Y Felicity parecía tener mucha diversión. "¿Philippa", dijo ella, "no tendrías que haber ido por la comida?"
"Ho, claro," contestó Philippa. "me olvide. Siempre lo hago. Ven, Nigel. Puedes acompañarme."
¡"Claro-o!" expresó Nigel. Y luego él y Philippa dejaron el cuarto, riéndose tontamente de todo.
Colin reafirmó su convicción que la unión Berbrooke-Featherington había sido un buen partido, en efecto.
"Pienso que saldré al jardín," anunció Prudence repentinamente, cogiendo el brazo de su marido. "Penelope, por qué ¿no vienes conmigo?”
Penelope abrió su boca unos segundos antes de que hallara algo que decir, dándole un aspecto de pescado un poco confuso (pero en la opinión de Colin un pescado bastante atractivo, si tal cosa fuera posible). Finalmente, su barbilla tomó un porte resuelto, y ella dijo, "no lo creo, Prudence."
¡"Penelope!" exclamó la Sra. Featherington.
"Necesito para mostrarte algo," replico Prudence.
"Realmente pienso que soy necesaria aquí," contestó Penelope. "Puedo unirme más tarde esta tarde, si te parece."
"Te necesito ahora."
Penelope contempló a su hermana con sorpresa, visiblemente no esperaba tanta resistencia. "Lo siento, Prudence," reiteró ella. "Creo que soy necesaria aquí."
"Tonterías," dijo la Sra. Featherington airadamente. "Felicity y yo podemos hacer compañía al Sr. Bridgerton."
Felicity brincó a sus pies. ¡"Ah, no!" ella exclamó, giro sus ojos inocentemente. "Olvidé algo."
"¿Que," preguntó la Sra. Featherington entre dientes, "podrías posiblemente haber olvidado?"
"Uhh… mis acuarelas." Ella se dirigió hacia Colin con una sonrisa dulce, maliciosa. "Tu quieres verlas, ¿verdad?"
"Por supuesto," él murmuró, decidiendo que le gustaba muchísimo la hermana más joven de Penelope. "Veré lo única que ellas son."
"Uno podría decir que ellas son comunes," dijo Felicity con una cabezada demasiado seria.
"Penelope," dijo la Sra. Featherington, obviamente tratando de esconder su molestia, "¿serías tan amable de traer las acuarelas de Felicity?"
"Penelope no sabe donde estan," dijo Felicity rápidamente.
¿"Por qué no va usted?"
"Por Dios," explotó Colin finalmente, " Felicity podría dejarnos. Necesito un momento privado con usted, de todos modos."
El silencio reinó. Esta era la primera vez que Colin Bridgerton había perdido alguna vez su carácter en público. Al lado de él, Colin oyó que Penelope soltaba un pequeño grito ahogado, pero cuando él le echó un vistazo, ella escondía una sonrisa diminuta detrás de su mano.

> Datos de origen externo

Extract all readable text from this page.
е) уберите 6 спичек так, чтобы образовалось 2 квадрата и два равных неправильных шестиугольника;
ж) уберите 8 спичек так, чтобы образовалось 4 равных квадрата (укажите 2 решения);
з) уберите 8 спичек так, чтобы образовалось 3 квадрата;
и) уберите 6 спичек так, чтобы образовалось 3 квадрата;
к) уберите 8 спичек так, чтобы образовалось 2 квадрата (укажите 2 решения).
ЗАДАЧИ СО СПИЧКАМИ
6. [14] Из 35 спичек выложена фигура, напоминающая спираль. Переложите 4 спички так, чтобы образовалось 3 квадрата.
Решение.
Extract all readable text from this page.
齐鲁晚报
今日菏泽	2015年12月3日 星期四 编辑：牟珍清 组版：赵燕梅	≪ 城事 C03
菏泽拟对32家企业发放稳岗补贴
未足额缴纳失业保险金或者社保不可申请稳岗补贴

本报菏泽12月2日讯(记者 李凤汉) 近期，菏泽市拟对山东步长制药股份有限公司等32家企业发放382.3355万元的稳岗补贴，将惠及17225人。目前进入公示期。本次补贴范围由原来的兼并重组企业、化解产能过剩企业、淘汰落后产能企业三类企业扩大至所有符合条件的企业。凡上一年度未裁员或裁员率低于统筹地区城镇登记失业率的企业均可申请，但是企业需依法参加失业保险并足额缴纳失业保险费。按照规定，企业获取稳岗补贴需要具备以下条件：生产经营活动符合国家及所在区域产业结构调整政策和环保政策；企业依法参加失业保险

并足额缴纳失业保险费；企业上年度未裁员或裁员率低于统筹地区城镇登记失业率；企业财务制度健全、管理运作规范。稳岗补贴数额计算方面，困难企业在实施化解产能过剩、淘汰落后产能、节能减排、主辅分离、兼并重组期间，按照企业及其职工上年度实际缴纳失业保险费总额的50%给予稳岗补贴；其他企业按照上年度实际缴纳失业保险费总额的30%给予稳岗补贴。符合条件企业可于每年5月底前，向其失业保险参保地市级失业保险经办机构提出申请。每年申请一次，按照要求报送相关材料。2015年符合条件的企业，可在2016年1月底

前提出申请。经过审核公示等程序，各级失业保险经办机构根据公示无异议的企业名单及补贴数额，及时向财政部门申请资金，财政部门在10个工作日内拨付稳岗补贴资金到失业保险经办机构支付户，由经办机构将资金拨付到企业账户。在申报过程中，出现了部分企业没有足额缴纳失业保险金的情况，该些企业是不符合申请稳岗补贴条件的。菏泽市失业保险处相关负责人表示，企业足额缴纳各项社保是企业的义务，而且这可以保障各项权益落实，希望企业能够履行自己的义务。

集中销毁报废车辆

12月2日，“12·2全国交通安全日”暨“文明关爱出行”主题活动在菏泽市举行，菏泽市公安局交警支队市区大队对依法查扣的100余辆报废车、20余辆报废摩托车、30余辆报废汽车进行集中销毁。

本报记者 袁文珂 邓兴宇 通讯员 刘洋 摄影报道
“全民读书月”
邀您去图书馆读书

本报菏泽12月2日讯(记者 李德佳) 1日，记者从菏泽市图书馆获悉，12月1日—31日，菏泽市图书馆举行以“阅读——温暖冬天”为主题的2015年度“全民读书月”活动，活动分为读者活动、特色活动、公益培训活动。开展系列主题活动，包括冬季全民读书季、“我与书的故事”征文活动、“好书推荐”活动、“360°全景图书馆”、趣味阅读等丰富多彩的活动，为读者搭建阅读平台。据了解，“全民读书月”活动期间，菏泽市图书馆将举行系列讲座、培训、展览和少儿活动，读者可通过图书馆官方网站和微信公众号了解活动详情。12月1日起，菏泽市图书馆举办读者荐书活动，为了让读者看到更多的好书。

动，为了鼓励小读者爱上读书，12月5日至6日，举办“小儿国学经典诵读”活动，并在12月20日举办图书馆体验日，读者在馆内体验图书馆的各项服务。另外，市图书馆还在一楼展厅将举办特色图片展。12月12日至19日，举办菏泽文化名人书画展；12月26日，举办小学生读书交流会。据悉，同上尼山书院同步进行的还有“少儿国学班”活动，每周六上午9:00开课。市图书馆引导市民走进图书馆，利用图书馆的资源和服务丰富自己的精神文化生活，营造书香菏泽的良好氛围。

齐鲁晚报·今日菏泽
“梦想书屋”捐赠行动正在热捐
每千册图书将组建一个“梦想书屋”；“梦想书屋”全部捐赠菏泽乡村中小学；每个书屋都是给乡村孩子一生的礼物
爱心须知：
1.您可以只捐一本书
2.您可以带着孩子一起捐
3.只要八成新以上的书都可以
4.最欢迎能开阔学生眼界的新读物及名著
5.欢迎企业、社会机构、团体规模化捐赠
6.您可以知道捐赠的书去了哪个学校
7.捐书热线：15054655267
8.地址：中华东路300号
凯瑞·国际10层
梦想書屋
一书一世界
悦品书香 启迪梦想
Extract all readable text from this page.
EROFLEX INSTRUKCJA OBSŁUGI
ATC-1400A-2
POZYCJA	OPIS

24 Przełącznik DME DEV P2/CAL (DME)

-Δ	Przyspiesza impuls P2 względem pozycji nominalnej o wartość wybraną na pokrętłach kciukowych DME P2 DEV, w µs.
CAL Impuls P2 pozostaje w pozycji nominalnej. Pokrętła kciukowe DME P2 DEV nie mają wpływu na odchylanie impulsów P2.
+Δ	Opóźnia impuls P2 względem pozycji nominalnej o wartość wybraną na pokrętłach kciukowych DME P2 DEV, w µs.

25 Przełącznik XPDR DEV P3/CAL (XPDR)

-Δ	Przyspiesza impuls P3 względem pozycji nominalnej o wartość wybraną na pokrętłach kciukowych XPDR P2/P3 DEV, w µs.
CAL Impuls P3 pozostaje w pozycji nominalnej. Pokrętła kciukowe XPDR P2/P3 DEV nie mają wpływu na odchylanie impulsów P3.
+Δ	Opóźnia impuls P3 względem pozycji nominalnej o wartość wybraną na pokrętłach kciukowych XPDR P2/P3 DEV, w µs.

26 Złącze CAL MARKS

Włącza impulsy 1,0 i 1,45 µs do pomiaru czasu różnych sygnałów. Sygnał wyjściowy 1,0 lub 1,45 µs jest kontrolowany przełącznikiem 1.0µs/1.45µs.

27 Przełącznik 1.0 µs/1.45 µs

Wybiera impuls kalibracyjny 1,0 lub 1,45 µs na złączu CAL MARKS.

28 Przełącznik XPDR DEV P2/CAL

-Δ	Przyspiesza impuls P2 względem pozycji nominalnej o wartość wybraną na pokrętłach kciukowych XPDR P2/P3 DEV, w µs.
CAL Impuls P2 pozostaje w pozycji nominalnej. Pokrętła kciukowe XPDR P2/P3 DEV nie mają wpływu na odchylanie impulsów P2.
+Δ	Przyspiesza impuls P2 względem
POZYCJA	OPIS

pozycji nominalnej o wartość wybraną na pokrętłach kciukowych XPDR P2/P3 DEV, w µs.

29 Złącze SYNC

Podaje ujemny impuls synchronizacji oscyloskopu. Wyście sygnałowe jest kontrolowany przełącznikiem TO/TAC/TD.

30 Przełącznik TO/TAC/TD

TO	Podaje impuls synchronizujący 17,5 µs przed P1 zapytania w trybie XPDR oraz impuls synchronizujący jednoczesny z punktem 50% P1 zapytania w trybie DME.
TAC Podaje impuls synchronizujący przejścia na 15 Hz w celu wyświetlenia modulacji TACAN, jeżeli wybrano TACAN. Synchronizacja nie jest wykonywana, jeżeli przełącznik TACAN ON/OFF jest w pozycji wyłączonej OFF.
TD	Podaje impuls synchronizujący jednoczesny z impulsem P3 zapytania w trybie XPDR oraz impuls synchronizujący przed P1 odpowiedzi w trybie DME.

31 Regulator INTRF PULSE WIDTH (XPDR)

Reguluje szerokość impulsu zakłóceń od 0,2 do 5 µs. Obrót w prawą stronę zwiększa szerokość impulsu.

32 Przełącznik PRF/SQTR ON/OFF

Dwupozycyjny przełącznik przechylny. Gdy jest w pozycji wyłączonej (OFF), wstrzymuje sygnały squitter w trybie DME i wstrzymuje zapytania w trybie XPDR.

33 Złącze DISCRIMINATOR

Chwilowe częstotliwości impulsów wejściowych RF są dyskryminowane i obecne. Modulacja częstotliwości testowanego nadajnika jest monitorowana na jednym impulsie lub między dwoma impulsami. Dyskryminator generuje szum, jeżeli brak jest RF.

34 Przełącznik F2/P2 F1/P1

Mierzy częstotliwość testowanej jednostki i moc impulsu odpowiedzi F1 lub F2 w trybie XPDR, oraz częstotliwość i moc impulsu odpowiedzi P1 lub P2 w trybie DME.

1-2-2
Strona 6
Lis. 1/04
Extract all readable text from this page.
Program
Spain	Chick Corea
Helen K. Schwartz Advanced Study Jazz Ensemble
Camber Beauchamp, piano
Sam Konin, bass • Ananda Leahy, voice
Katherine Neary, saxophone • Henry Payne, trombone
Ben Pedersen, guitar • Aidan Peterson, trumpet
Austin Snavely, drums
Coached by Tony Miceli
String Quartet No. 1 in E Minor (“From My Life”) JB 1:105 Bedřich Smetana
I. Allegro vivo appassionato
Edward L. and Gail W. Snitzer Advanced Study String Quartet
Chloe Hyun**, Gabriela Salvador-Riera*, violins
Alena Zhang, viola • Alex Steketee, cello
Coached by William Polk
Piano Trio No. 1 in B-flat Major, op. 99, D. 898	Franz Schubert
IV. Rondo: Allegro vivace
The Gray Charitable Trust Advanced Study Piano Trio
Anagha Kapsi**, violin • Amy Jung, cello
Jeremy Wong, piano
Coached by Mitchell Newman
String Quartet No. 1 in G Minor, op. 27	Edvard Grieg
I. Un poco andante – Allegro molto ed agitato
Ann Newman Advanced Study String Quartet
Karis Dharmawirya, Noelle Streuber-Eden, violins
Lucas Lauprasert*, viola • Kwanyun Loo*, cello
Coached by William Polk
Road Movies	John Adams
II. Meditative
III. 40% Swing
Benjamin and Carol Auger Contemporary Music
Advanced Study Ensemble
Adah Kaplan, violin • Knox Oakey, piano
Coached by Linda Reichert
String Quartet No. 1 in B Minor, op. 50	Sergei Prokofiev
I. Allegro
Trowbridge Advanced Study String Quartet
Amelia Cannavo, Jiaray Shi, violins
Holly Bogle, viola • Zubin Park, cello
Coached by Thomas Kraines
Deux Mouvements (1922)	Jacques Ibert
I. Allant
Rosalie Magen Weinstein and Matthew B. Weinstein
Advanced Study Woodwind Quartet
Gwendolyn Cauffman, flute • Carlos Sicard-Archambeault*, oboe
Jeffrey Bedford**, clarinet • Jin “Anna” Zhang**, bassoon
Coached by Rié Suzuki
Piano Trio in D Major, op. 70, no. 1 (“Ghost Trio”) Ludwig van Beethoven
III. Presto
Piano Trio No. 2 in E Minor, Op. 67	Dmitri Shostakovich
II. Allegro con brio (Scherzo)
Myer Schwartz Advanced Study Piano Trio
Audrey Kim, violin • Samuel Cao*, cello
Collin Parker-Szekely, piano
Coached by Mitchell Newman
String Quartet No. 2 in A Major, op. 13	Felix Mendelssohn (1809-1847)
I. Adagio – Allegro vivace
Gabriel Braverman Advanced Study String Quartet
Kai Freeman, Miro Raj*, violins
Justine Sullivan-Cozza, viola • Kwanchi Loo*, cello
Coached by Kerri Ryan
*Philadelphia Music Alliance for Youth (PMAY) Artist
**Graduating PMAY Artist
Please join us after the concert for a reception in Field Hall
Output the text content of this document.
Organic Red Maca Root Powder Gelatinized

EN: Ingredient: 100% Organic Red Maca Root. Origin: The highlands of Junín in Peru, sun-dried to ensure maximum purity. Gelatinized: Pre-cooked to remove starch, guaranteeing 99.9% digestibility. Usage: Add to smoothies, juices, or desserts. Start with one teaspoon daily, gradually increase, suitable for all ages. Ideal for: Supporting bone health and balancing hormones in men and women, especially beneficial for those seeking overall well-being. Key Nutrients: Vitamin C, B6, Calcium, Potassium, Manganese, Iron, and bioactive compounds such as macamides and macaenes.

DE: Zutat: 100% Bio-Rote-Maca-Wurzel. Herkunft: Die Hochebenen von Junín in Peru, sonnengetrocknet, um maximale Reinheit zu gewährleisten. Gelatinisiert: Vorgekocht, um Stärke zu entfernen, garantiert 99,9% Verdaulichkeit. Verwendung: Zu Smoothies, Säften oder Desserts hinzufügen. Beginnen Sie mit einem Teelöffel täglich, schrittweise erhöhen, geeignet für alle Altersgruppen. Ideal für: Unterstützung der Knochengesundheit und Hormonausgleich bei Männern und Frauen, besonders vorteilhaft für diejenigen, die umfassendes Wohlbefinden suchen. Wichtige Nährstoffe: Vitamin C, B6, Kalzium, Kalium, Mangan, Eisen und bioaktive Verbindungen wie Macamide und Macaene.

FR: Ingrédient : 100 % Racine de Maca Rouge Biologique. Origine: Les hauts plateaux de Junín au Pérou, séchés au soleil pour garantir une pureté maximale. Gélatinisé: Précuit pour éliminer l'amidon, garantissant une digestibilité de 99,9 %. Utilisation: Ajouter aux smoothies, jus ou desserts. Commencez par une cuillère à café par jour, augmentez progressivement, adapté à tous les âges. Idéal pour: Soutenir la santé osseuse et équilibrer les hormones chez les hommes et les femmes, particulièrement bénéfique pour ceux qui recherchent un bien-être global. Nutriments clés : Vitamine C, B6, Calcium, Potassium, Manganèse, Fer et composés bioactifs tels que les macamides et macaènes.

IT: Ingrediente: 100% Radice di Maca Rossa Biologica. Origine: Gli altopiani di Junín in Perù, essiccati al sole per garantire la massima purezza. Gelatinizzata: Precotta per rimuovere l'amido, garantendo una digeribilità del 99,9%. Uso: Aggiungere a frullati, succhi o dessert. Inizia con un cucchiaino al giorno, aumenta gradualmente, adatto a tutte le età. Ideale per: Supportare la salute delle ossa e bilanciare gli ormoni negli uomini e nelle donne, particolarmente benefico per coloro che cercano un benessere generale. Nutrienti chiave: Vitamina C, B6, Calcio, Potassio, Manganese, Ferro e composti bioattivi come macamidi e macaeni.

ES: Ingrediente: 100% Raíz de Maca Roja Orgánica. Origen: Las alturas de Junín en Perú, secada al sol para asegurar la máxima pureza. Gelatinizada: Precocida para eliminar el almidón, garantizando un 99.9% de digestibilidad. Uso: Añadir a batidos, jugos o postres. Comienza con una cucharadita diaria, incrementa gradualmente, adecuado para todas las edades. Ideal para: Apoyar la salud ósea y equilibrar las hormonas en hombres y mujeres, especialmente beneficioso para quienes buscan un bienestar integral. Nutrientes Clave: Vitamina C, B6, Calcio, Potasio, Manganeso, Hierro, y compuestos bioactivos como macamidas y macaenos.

Y esto lo hizo sentirse ridículamente bien.
"¿Un momento privado?" repitió la Sra.Featherington, su mano revoloteo hacia su pecho. Ella echó un vistazo a Prudence y Robert, que todavía estaban apoyados en la ventana. Ellos inmediatamente dejaron el cuarto, aunque no sin un surtido justo de quejas por parte de Prudence.